I think it’s true that if you work in a career or at a job doing something you enjoy, it’s more likely you’ll be happy and successful.  This is especially important for people who struggle with a thought disorder.  There is a symptom called disorganized thinking.   It is very much the same as being in a room where nothing has a place, a lot like my son’s apartment.  It’s completely overwhelming.

It only makes sense, at least to me, that he would succeed in an area that allows for free thinking, creativity, and time for him to focus on one thing at a time.

He got fired from a pizza parlor because the manager said he took too much time making the pies.  My son said he couldn’t make them unless he could make them just right and that the people deserved better than what they were getting.  He liked to decorate the edges and make sure the crust was perfect.  This took time he said.  He was passionate about the pizzas.

He had made pizzas before, when he was only seventeen.  His pizzas were famous among the locals and with the manager for being the biggest pies in town.  Once I went there and ordered one with artichokes.  The owner, who liked my son’s enthusiasm, laughed that night saying that there weren’t any artichokes left.  They had all gone on my pizza.  My son was proud, watching me as I ate so heartily.

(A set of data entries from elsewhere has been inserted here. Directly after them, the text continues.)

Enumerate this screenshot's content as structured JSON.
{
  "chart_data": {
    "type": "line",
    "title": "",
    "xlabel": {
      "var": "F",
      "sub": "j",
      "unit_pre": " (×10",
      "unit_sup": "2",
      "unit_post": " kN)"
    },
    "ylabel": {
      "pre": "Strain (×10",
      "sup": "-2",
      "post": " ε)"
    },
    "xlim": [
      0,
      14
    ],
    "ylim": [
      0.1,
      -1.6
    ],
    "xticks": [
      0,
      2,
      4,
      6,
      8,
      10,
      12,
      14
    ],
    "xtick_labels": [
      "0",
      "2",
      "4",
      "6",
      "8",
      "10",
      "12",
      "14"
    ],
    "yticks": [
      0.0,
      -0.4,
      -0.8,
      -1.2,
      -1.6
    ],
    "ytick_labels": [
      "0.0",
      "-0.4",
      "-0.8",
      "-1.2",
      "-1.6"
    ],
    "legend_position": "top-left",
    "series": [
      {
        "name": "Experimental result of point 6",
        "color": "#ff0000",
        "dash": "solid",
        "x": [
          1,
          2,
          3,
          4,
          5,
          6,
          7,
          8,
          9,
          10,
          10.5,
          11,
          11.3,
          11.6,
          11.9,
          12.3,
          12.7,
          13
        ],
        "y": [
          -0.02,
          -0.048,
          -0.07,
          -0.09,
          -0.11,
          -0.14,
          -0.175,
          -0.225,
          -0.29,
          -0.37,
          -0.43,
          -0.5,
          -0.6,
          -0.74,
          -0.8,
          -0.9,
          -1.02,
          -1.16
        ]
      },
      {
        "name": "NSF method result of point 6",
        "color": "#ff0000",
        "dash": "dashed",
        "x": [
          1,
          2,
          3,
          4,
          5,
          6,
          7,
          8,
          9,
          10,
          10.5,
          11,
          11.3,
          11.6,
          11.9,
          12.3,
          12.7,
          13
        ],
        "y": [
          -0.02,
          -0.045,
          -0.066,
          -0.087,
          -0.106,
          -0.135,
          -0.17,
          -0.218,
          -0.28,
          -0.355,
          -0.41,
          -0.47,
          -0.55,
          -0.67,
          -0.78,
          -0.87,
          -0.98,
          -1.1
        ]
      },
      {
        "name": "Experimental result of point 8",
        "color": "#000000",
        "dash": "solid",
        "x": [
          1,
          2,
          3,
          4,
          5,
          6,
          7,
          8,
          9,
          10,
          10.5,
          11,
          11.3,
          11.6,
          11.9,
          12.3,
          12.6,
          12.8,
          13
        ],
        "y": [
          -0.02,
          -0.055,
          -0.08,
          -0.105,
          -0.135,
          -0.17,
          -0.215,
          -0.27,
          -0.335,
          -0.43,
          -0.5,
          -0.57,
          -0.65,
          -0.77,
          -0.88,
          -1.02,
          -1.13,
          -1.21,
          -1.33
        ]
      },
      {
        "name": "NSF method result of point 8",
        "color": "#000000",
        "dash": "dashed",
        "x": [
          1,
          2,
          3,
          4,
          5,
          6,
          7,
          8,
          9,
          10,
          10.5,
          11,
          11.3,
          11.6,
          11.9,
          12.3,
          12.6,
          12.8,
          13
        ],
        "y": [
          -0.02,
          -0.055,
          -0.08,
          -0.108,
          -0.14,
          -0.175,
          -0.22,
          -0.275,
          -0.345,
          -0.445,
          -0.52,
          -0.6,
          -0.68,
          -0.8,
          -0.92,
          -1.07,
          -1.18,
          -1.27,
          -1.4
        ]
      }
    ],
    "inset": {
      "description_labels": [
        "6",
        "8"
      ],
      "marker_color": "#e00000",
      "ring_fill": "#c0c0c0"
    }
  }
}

This symptom of disorganized thinking is the main reason my son is not making pizzas as I write, along with the fact that most managers will not allow him to create his own masterpieces.  If I had the money I’d open him a pizza place.  It would have to be known for the biggest pies in town so he could pay the overhead.

There are residential therapeutic living centers in the northern and western part of the US, along with one in the southeast that has become popular.   Some of them have farms and animals.  Some of them teach certain trades or skills.  Unfortunately they are expensive.

I honestly wish that our local neuroscience teaching hospital included a residential living place for the patients who are able to leave and expected to survive in the community.  A place where meaning, mastery and membership could be cultivated and nurtured.  I wish we expected the patients leaving the hospitals and institutions to thrive and not just survive, even as I am certain that every single day my son survives is a blessed day.

Sometimes surviving each day is the very best you can hope for.  I understand that.  Most of my life is like that.

I know it’s dreamy to imagine a place, such as a residential healing farm, as being part of modern-day America’s approach to treating mental illness, but I think it’s a reasonable and rational imagining.

People who have the money are paying and saying wonderful things about some of the therapeutic residential living centers.  Plus, modern medicine doesn’t have illnesses such as schizophrenia figured out.  Recent studies show that being a friend to a person with a mental illness can change brain chemistry.  Well, I figured that all along.

We are told by psychiatrists that schizophrenia is a chemical imbalance in the brain and that antipsychotics are the only answer.  We are told schizophrenia is a lifetime brain disease.  This may all be true, but it doesn’t mean these are laws written in stone or that they apply to every individual diagnosed.

I think there is more to treatment, healing and rehabilitation than medication alone.

Meaning, Mastery and Membership.  We all need a healthy dose of each.


Thank you for visiting my blog.

I’m a just a mother with a few dreamy dreams.

I am not a doctor, therapist or medical professional of any kind.  I am not attempting to give advice about treatment of a mental illness.